Aún no es medianoche, hora en que acostumbro a retirarme. Acabo de ver una de esas películas de suspense con final inesperado y decido cambiar de canales por si surgiera algo interesante. En una de esas cadenas empieza un programa que recuerda algunos espectáculos de los años setenta; en concreto, de los múltiples ventrílocuos que surgieron entonces. Comienza con uno que, con el paso de los años, alcanzó enorme popularidad, y a continuación interviene ella. Ahora no recuerdo su nombre, pero seguro que me viene a la memoria antes de acabar este relato. Es habitual en mí que en el momento en que la oreja roza la almohada caiga en un profundo sueño, pero esa noche y con la imagen de la ventrílocua fue imposible. El pésimo recuerdo que tenía de ella entabló una lucha titánica con el sopor y venció…Ya lo creo que venció.

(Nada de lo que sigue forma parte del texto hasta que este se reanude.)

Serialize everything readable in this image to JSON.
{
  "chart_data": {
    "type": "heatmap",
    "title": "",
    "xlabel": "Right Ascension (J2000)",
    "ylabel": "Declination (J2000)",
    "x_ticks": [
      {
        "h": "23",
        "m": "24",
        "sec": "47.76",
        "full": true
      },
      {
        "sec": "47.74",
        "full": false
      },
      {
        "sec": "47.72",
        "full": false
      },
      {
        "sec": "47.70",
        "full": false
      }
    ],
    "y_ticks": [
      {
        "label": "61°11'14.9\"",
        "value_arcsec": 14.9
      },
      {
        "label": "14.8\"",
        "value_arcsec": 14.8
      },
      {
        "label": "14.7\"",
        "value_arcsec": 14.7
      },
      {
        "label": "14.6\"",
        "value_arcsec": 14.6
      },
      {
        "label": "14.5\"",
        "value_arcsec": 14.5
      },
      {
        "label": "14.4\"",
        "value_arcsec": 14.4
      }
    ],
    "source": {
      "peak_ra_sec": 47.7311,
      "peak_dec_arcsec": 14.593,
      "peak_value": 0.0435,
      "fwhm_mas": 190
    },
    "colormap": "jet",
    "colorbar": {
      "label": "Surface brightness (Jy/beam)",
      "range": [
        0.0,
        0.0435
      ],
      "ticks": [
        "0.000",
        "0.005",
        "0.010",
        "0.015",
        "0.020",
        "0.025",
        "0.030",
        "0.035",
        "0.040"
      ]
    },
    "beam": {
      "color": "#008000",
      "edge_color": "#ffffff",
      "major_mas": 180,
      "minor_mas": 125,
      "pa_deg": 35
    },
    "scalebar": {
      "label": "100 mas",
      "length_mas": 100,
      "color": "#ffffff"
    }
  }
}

Transcurrían los albores del verano del setenta y cuatro. Lo recuerdo porque eran los días de los exámenes finales de la Escuela Oficial de Idiomas. Yo contaba diecisiete años y trabajaba en la recepción de un céntrico hotel de Bilbao donde se alojaban, entre otros, políticos, futbolistas, escritores, directivos, actores y algunas personas del espectáculo. Ese día cubría el turno de noche y solo estábamos mi superior y yo. La tarea acostumbrada: alguna entrada tardía, asignar las habitaciones libres a los huéspedes que llegarían al día siguiente temprano y cuidar del reposo y el bienestar de todos.
Fue posterior a las doce, una vez cerradas las puertas de la entrada principal, cuando sonó el timbre y fui a abrir. Allí estaba ella con su inseparable madre que constantemente la acompañaba, siempre malcarada, sin mirar de frente y hablando con tono despectivo. No era la primera vez que se hospedaba. Había actuado en una de las salas de fiesta y rápidamente me entregó el arcón donde guardaba los muñecos con los que hacía el espectáculo para que se los custodiara en la sala de equipajes. Le entregué la llave de la habitación y tomó el ascensor, no sin antes decirme lo siguiente: «He dejado el Mercedes frente a la puerta, después bajaré a aparcarlo».
Yo continué con mi faena hasta que, transcurridas un par de horas, mi jefe se prestó a repasar conmigo algunas dudas que tenía con los verbos de francés, un idioma que él dominaba, junto a otros dos, a la perfección. Estábamos frente a frente, en su mesa, cuando se abrió la puerta del ascensor y salió con ligereza hacia el Mercedes. Al instante, volvió a entrar hecha un basilisco, preguntando donde estaba su coche. Por supuesto, el coche se lo había llevado la grúa municipal. No les voy a explicar los improperios que tuve que oír y el mal rato que pasé. Era la primera vez—y creo que fue la única— que tenía un problema con una huéspeda y no supe ni reaccionar ni exculparme. Fue mi jefe quién me defendió exponiendo que todo había ocurrido por su negligencia y que yo no estaba allí para cuidar su vehículo.
No volví a verla por el hotel. Por cierto, acabo de recordar cual era su nombre, ignoro si real o artístico: Mari Carmen, y sus muñecos eran de madera.